Q & A: Jumping up on guests

Q: What is the correct way to stop my dog’s jumping behaviour?

A: This is a very common problem that many people experience. This behaviour is quickly re-enforced in puppyhood when everyone thinks it’s so cute when the puppy runs up to you to greet you. As owners we very seldom consider that he will grow into a large dog weighing between 30 and 60kg, depending on the breed.

Here are a few tips that you can use to try and solve the problem:

Tip 1: The first option is trying to ignore the jumping. This can be a very hard task as the dog can be quite persistent, but you have to be patient.

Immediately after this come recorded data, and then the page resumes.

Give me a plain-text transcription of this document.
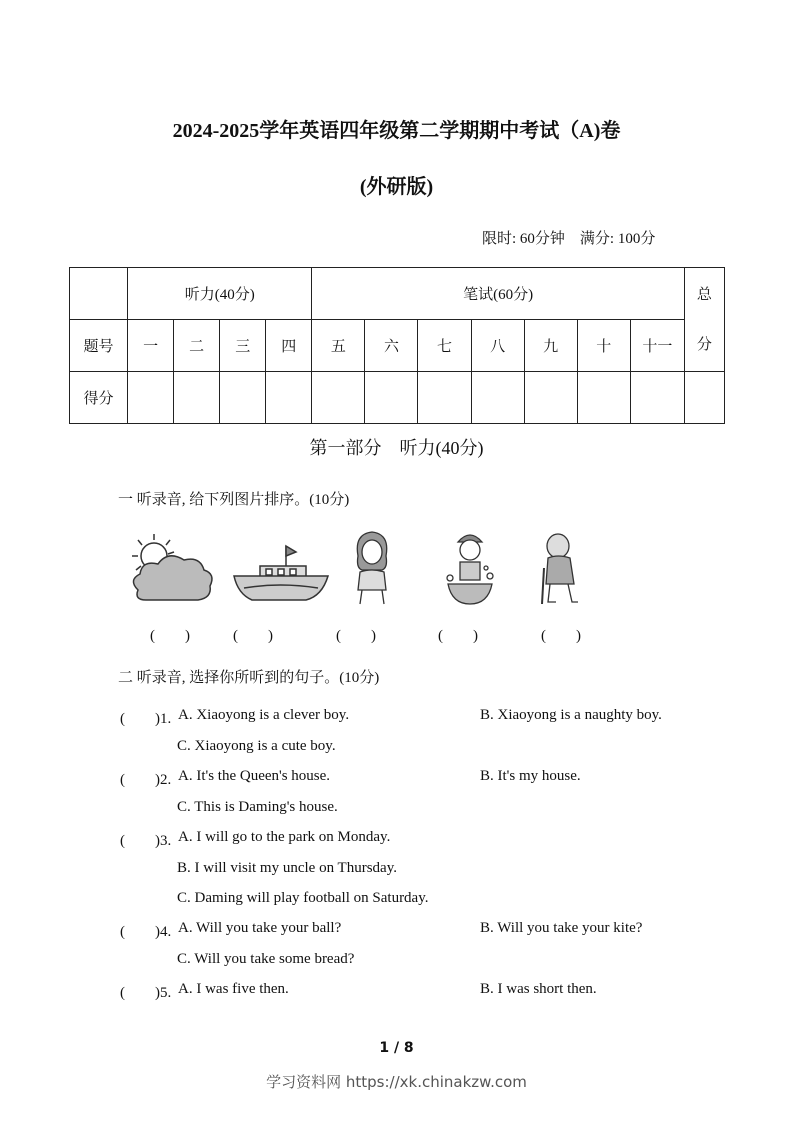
2024-2025学年英语四年级第二学期期中考试（A)卷
(外研版)
限时: 60分钟　满分: 100分
	听力(40分)				笔试(60分)							总分
题号	一	二	三	四	五	六	七	八	九	十	十一	
得分												
第一部分　听力(40分)
一 听录音, 给下列图片排序。(10分)
(　　)	(　　)	(　　)	(　　)	(　　)
二 听录音, 选择你所听到的句子。(10分)
(　　)1. A. Xiaoyong is a clever boy.	B. Xiaoyong is a naughty boy.
C. Xiaoyong is a cute boy.
(　　)2. A. It's the Queen's house.	B. It's my house.
C. This is Daming's house.
(　　)3. A. I will go to the park on Monday.
B. I will visit my uncle on Thursday.
C. Daming will play football on Saturday.
(　　)4. A. Will you take your ball?	B. Will you take your kite?
C. Will you take some bread?
(　　)5. A. I was five then.	B. I was short then.
1 / 8
学习资料网 https://xk.chinakzw.com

It does not help to reprimand him as dogs don’t interpret this as negative – it’s still attention to them.

Tip 2: It is important not to give him any attention while he is jumping. When he has all four feet on the ground you can give him lots of love.

Tip 3: Teach him an alternative. For instance when you see him running up to you, ask him for a ‘sit’ instead. Reward the behaviour and your dog will learn that sitting gets him attention.

Tip 4: For this to be a success, everyone has to apply it – family members, friends, domestic workers and visitors. You might come across family or friends who say: “Shame it is fine, I really don’t mind,” – but at the end of the day you don’t want this behaviour to be re-enforced. Also, not all people like a big, jumping dog when they arrive at your house and this is confusing for your dog, as he will never know who is fine with jumping and who isn’t.

Tip 5: When small kids are involved it is important that they stand still ‘like a tree’, with hands crossed over their chests. It is difficult to get kids not to react when a huge dog comes running straight at them. They instinctively want to run in the opposite direction. This is internally re-enforced as it is a fun game for the dog, as he not only gets a big reaction but will probably chase the children. If you find this a bit tricky, rather don’t expose the dog to children until an alternative behaviour such as in tip 3 has been taught. The child can then ask the dog to ‘sit’.